Low-code as a common language between business and technology
August 23, 2020 5 min read

Low-code as a common language between business and technology

Low-code is not less code — it is more collaboration. It is the bridge between human knowledge and technical automation.

By turning business logic into visual components, low-code lets software learn from the people who use it and become an active part of organizational evolution.

Low-code is a shared language

Insight: Low-code is a shared language — more collaboration, not less code.

Low-code is not less code — it is more collaboration. It is the bridge between human knowledge and technical automation.

The idea of low-code is often reduced to speed, but its real value is in translation: it creates a common language between human thinking and digital behavior. When business people participate actively in building the system, software stops being something they merely “request” and becomes a space where they dialogue with technology.

This happens because handoffs erase context — and low-code reduces the distance between intent and executable behavior.

In one minute

  • Low-code turns requirements into a shared model you can validate in days, not a document you interpret for weeks.
  • This happens because visual modeling keeps tacit business knowledge in the room instead of losing it in handoffs.
  • Start by co-modeling one high-rework flow with a mixed team and validating it weekly in executable form.

When intent turns into tickets, meaning gets lost

Most organizations still translate business intent into long documents or ticket descriptions. In that translation, much of the tacit knowledge — subtle rules, exceptions, and mental models — simply disappears.

The “business → IT” handoff becomes a one‑way transfer of text instead of a shared exploration of how the system should behave.

Visual models accelerate feedback (and reduce rework)

Low-code changes this dynamic because it brings visual modeling and shared components into the same room. When business and technology look at the same flows, screens, and rules in an executable form, ambiguity drops and feedback accelerates. The conversation shifts from “what did you mean in this requirement?” to “does this behavior on screen match how we actually work?”

PlantUML diagram

This is less useful when the domain is simple and requirements are stable. It becomes valuable when tacit rules and exceptions drive rework and the cost of translation is the bottleneck.

Where translation is creating rework

Translation costs leave fingerprints in the work itself — not in strategy decks. Look at the artifacts between business and delivery: documents, handoffs, and late validation cycles. When those artifacts multiply, low-code is being used as a delivery tool, not as a shared language.

Requirements. Requirements turn into static documents, and conversations freeze into artifacts that lose context. That’s the translation gap showing up as rework later. A good first move is to prototype in low-code together with the people who operate the process.

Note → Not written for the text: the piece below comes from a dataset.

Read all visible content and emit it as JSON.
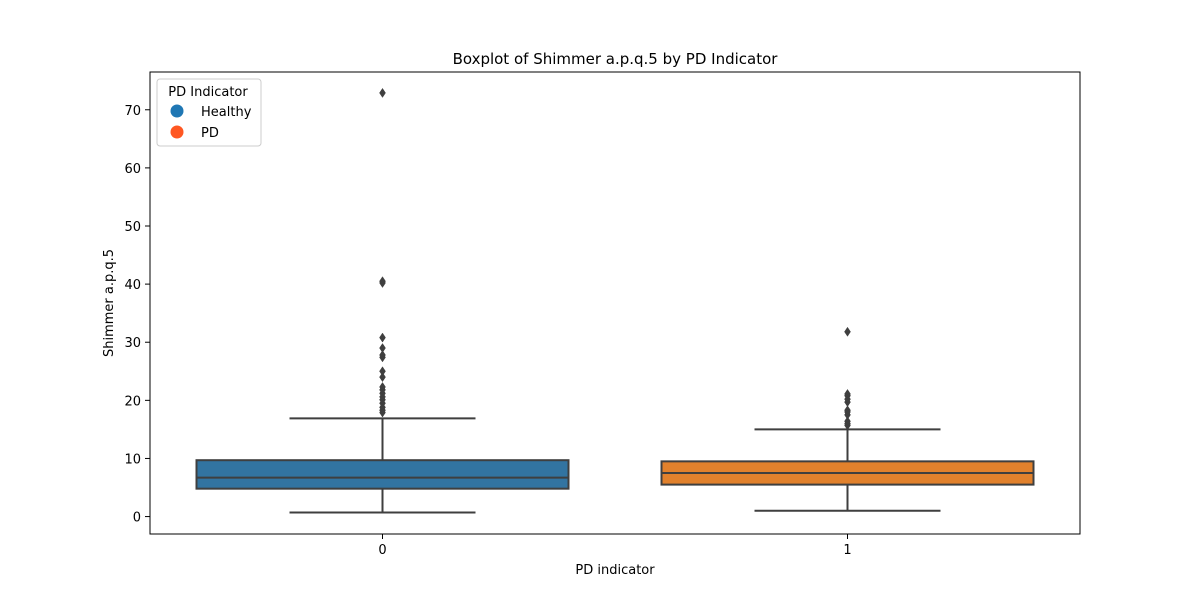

Handoffs. Deliveries get stuck in the business → IT handoff, with long queues for analysis, clarification, and testing. That’s shared language missing, replaced by interpretation. A practical way to start is to create shared components (UI and rules) and run short joint validation cycles.

Late validation. Errors get discovered late, when they are already expensive to fix. That’s feedback arriving after commitment. One simple move is to experiment, adjust, and validate in real time with stakeholders using executable models.

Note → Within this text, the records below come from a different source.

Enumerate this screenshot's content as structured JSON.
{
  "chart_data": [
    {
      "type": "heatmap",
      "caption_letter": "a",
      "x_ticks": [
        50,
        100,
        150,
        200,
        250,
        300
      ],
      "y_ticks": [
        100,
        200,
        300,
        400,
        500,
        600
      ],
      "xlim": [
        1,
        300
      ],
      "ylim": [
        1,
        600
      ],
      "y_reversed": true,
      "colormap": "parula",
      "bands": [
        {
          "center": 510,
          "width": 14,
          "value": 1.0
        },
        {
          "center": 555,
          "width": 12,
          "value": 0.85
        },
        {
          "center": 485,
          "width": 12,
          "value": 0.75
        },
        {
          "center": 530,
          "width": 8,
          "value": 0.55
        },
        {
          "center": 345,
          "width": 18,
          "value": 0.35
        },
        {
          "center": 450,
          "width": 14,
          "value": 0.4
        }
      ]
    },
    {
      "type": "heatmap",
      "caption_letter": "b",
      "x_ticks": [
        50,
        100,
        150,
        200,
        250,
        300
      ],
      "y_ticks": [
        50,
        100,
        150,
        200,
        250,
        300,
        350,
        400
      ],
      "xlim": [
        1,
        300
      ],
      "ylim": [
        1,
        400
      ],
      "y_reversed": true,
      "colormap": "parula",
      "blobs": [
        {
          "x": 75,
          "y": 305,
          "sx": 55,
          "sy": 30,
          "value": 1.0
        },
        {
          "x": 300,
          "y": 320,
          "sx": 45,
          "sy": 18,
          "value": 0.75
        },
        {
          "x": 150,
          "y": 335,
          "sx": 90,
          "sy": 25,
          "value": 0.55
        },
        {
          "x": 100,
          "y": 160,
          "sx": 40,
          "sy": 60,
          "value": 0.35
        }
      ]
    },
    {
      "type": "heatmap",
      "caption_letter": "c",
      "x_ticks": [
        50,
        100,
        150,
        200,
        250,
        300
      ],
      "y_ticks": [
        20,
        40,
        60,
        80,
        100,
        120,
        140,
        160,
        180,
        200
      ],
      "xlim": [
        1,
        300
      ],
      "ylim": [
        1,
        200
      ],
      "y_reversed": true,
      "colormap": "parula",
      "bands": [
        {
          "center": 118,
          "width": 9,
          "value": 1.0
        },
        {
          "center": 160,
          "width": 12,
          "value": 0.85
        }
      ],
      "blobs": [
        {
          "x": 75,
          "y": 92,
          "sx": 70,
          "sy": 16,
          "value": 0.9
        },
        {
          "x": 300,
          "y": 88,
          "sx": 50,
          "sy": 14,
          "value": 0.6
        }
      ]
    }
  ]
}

Turn requirements into shared modeling

Suggested moves — pick one to try for 1–2 weeks, then review what you learned.

Co-model the highest-rework flows

Map three flows with the highest rework and prototype them in low-code with a mixed business/tech team. This works because the fastest way to reduce rework is to keep tacit rules and exceptions visible while the model is still cheap to change.

Start by picking one flow and running weekly executable demos with the people who operate it. Watch rework rate and time from idea → validated flow.

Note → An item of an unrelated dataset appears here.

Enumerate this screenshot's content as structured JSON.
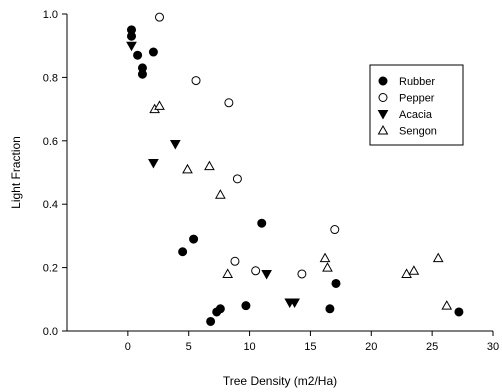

Extract shared rules into versioned components

Extract common rules into versioned components (with technical review and quality gates). This matters because shared components prevent local divergence and keep the “common language” stable over time.

Start by identifying the top five repeated rules across flows and building one reusable component as a pilot. Watch for fewer duplicated implementations and faster change propagation across flows.

Measure learning, not just delivery

Measure time‑to‑validation and rework per flow, and use those metrics in prioritization. This works because low‑code’s value is feedback speed; if you don’t measure it, you’ll fall back to ticket throughput.

Start by adding one metric review in your weekly ritual (“what changed in time‑to‑validation this week?”). Watch whether the main question shifts from “what should we ask IT to build?” to “what are we going to model and validate together this week?”


Low-code is a mechanism for co-authorship: it turns development into a shared discovery process where business and technology learn together. The result is less rework, more clarity, and systems that better reflect how the organization truly thinks.

If we ignore this, chronic delays caused by requirement translation and rework will persist. Software will keep reflecting an outdated, partial understanding of how the business operates, and every evolution will demand another round of clarification, re‑implementation, and late discovery of errors.

In which flow will you invite the business to co-create using low-code?